Auch Verbände wie zum Beispiel der Deutsche Anwaltsverein beschäftigen sich mit dieser Kritik. Problematisch erscheint jedoch, dass die Lösungsansätze immer an den gleichen Schwächen leiden: Es sei doch alles wichtig im Studium – Inhalte streichen funktioniere einfach nicht. Diese Ansicht ist in zweierlei Hinsicht verfehlt: Zunächst ist die reine Reduktion des Pflichtstoffs zwar ein sinnvoller Ansatz, aber wie zuvor erläutert nicht die Lösung des Problems, denn diese liegen grundsätzlich in der Lehre und der Struktur des Studiums. Zudem verkennt die Kritik an diesem Ansatz, dass die Arbeitswelt sich geändert hat und Allrounder längst nicht mehr so begehrt sind wie Spezialisten.

 

Selbstverständlich hat nach wie vor auch der „kleine“ Anwalt, der „alles“ kann seine Berechtigung, doch eine Möglichkeit der Spezialisierung und Fokussierung im Studium schließe noch längst nicht aus, dass auch ein Weg des Allrounders möglich bleiben kann. 

 

Der Ansatz, das Schwerpunktstudium abzuschaffen oder zu reduzieren findet bei vielen Jurastudenten sicherlich Anklang, ist jedoch auch nur bedingt unterstützenswert. In der Tat verfehlt dieses zum jetzigen Stand das von der Praxis geforderte Ziel, die Berufsorientierung, komplett. Nichtsdestotrotz wären eine frühe Spezialisierung und Orientierung durchaus wünschenswert.
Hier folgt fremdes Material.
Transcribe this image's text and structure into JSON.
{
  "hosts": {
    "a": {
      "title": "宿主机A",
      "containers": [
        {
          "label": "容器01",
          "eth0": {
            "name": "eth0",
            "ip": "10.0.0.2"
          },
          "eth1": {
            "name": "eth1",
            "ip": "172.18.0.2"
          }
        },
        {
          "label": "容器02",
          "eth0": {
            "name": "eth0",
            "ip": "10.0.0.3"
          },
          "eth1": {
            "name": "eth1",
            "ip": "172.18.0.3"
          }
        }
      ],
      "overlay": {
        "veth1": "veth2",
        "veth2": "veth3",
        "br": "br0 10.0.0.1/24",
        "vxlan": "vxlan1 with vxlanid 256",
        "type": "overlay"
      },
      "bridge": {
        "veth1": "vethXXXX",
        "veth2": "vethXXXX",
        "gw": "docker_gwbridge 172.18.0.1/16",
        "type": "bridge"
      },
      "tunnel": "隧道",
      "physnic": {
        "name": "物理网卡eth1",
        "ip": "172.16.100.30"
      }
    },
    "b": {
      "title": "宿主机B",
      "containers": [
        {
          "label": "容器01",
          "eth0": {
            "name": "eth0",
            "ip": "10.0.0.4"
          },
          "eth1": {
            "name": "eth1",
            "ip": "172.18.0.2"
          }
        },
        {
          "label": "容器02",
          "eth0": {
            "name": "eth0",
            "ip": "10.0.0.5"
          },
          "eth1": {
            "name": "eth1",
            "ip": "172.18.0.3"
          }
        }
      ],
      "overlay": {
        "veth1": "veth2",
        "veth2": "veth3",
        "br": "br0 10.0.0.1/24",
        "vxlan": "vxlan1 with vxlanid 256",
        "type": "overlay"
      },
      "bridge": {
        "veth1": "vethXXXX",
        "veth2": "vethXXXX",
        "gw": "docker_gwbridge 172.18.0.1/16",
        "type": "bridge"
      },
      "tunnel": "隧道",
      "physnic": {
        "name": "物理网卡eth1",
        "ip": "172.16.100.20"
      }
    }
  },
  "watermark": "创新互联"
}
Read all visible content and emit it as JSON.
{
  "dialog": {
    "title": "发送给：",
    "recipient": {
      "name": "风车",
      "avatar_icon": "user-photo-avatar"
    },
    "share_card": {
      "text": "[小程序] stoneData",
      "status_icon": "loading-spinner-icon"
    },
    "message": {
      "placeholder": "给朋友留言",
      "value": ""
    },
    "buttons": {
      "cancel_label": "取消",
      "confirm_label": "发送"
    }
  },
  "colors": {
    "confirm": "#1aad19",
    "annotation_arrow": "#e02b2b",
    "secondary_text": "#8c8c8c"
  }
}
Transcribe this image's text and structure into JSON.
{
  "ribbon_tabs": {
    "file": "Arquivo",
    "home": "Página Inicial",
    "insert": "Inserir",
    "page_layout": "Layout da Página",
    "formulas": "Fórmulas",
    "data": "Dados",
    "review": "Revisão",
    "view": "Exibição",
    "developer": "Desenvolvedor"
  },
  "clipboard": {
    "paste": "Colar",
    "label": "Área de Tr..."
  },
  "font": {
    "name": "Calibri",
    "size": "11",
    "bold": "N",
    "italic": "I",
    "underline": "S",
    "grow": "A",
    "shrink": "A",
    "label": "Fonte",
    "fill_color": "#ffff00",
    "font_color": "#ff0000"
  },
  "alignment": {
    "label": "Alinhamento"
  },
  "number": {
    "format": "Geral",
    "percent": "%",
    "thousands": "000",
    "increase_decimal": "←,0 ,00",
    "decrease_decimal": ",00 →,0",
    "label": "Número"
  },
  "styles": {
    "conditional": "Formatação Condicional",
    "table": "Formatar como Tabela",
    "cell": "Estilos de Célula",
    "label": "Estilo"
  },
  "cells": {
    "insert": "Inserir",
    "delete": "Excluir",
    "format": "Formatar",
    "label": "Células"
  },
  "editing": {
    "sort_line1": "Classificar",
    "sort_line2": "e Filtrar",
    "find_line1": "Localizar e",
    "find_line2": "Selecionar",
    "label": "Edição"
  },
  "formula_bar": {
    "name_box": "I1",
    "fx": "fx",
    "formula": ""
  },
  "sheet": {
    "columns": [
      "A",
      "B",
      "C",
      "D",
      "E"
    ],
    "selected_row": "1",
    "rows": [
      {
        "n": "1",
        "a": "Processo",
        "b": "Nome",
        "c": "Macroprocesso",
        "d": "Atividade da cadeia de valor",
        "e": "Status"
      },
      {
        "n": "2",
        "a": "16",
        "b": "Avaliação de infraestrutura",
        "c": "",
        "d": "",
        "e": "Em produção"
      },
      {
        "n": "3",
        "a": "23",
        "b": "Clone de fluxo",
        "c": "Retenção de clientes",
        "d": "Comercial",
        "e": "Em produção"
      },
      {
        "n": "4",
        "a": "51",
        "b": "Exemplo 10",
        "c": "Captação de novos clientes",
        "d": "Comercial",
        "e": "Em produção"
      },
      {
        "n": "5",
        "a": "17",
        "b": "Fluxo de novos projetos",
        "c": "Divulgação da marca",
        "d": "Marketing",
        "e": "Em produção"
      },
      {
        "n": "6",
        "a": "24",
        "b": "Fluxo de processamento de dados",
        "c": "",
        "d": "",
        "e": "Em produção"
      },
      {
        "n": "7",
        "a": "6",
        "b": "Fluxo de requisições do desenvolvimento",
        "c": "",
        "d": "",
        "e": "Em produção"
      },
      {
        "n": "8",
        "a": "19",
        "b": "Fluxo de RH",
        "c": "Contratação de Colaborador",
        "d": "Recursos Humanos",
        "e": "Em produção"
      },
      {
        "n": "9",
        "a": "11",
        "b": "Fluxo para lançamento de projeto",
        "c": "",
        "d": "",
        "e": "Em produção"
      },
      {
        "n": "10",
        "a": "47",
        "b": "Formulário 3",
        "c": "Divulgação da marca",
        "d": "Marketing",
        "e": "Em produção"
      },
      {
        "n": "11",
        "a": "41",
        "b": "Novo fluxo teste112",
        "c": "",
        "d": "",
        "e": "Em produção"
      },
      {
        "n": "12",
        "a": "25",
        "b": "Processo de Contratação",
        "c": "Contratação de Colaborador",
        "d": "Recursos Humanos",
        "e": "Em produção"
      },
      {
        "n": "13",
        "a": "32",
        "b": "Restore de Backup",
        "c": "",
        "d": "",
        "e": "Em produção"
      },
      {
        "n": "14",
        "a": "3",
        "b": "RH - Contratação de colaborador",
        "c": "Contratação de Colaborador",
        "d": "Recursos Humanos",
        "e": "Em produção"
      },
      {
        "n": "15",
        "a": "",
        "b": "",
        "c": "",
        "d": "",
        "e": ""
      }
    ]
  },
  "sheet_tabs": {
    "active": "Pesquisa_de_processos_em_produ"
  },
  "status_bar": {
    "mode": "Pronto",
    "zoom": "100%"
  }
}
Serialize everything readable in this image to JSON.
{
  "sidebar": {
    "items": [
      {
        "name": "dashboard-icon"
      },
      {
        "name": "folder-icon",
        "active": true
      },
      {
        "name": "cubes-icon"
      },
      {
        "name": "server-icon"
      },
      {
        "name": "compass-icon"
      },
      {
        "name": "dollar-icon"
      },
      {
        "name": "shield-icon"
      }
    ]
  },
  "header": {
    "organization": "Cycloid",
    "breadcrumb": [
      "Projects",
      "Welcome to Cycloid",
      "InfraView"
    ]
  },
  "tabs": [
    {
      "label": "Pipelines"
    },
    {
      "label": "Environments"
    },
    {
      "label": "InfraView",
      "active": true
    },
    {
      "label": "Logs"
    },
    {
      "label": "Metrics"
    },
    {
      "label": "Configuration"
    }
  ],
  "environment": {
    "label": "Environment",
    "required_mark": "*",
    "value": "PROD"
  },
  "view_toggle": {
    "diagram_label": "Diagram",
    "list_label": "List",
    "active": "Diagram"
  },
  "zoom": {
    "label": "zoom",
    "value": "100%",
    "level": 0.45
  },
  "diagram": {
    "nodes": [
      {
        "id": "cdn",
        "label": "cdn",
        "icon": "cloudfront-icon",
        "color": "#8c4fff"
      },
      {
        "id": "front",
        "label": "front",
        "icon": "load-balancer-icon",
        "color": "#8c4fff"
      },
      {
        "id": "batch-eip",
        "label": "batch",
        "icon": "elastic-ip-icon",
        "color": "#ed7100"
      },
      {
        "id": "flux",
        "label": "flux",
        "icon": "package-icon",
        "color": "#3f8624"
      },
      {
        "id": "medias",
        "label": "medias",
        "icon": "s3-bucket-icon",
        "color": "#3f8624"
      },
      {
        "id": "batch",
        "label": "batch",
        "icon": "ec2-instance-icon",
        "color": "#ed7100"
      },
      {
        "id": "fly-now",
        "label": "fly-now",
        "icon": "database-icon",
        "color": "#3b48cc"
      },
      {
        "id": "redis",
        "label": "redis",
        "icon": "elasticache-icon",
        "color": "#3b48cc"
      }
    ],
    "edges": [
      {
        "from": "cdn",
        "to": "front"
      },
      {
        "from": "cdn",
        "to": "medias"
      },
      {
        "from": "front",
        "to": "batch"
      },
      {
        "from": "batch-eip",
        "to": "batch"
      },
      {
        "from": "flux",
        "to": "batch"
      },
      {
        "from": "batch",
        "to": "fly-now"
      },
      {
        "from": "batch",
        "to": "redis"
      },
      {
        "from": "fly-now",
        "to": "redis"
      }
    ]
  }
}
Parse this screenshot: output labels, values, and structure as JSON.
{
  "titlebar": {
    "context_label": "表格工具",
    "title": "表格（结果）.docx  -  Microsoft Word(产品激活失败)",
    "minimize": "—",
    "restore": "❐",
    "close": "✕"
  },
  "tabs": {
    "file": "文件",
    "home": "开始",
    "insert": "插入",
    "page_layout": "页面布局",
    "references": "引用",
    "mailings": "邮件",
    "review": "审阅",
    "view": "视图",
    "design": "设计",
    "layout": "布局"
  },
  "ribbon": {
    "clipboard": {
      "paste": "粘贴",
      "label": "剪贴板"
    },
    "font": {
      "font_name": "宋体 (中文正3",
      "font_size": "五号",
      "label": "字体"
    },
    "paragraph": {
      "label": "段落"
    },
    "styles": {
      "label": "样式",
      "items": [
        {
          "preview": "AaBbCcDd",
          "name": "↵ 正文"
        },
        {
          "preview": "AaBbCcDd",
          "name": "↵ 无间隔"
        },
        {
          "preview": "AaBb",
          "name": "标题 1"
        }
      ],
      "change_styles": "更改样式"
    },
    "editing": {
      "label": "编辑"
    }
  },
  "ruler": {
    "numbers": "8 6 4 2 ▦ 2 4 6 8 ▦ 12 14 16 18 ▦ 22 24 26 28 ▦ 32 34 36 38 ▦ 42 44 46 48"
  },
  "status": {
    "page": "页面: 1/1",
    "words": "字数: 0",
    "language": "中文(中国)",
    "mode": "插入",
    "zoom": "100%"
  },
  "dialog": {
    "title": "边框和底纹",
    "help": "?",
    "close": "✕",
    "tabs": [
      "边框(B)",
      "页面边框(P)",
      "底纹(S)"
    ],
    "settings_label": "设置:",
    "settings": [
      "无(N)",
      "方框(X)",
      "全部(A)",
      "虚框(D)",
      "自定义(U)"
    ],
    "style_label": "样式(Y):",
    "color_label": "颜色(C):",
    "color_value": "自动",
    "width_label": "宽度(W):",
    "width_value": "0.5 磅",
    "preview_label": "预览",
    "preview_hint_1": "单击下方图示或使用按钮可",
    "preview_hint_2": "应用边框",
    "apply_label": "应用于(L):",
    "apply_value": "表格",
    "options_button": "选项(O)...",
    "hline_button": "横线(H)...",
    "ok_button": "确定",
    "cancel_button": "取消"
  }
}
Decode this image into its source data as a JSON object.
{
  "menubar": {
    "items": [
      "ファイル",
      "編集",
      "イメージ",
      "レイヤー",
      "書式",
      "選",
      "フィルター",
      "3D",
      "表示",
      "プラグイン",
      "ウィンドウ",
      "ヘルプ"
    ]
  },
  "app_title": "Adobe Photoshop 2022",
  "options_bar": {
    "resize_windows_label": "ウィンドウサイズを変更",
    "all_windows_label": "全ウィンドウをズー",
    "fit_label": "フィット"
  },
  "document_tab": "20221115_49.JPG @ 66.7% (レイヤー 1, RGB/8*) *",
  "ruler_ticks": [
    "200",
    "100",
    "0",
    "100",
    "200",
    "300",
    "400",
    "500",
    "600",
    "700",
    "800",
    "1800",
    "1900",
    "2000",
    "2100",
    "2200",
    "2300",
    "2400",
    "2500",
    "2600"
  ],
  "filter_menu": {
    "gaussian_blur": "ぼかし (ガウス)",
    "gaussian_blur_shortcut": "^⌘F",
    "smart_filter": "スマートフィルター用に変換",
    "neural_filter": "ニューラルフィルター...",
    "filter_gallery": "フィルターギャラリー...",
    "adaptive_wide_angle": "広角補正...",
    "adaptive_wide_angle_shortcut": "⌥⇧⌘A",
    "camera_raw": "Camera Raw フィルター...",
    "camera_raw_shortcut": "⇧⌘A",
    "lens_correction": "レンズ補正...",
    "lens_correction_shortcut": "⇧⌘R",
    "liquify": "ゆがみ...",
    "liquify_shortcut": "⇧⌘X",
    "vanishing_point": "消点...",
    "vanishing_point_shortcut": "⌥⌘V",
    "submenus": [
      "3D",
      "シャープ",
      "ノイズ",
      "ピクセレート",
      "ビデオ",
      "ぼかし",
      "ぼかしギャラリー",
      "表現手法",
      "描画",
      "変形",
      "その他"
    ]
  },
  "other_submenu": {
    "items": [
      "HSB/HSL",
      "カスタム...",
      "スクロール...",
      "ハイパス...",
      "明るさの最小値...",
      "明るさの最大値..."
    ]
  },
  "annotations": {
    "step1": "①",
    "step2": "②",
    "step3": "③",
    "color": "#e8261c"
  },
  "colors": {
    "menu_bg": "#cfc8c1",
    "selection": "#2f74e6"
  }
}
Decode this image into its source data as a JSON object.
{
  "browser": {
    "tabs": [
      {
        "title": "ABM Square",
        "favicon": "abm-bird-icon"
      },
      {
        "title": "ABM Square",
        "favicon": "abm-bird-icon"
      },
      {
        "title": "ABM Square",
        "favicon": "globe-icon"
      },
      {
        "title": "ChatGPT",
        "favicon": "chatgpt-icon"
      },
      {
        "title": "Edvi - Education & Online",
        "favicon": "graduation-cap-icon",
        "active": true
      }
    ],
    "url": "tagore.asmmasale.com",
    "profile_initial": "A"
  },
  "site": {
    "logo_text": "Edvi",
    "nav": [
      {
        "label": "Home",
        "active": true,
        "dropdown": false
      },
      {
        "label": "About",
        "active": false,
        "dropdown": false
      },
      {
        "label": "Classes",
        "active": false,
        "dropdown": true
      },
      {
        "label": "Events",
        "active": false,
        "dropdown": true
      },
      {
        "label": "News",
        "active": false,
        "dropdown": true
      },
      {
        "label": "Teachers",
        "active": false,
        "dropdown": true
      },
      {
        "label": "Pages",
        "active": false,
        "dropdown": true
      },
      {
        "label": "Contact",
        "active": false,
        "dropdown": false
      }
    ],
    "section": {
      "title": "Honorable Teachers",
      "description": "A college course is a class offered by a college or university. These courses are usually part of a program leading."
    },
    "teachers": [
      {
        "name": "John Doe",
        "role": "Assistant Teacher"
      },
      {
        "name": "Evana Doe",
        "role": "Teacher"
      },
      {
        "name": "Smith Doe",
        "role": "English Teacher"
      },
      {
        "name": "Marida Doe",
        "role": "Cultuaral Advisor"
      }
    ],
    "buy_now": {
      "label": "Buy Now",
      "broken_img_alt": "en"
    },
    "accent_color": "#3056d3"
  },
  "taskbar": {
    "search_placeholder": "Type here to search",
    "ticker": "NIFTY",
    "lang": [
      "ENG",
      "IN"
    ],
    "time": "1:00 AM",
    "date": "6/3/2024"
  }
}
Das Problem besteht erstens vielmehr in der gänzlich unterschiedlichen Ausgestaltung dieses Schwerpunkts nicht nur zwischen den Bundesländern, sondern bereits zwischen verschiedenen Universitäten innerhalb eines Bundeslandes und zweitens in der gänzlich intransparenten, nicht vergleichbaren und dennoch so entscheidenden Notenvergabe.

Häufig macht ein Schwerpunkt in zum Beispiel Rechtsgeschichte mehr Sinn, als im viel praxisrelevanteren Gesellschaftsrecht, wenn dort die Notenvergabe massiv schlechter ist. Die Wahl wird somit mehr vom Dozenten als vom Inhalt bestimmt. Ein Zustand der nicht nur zur Zielverfehlung, sondern auch zu massiver Frustration der Studierenden beiträgt. 

 

Eine Reform ist wohl unausweichlich, das sieht mittlerweile auch der Deutsche Anwaltverein so. Eine Entschlackung des Studiums wird angeregt, welche Rechtsgebiete aus dem Pflichtstoff entfernt werden sollten, bleibt aber hart umstritten. Die Behandlung des Schwerpunktstudiums ebenfalls und eine Integration von insbesondere in Zukunft immer wichtiger werdenden Skills, hierunter fallen auch für Juristen IT-Skills, fehlt bisher weitestgehend in dem Diskurs. Hoffnung besteht allerdings dennoch, denn das Thema ist mittlerweile Chefsache. Die Justizministerkonferenz hat eine Anpassung des Studiums auf seiner Tagungsliste stehen und die Kritik ist mittlerweile zu laut geworden, um sie zu ignorieren. Wohin der Weg führen wird, ist jedoch nach wie vor offen und es bleibt spannend.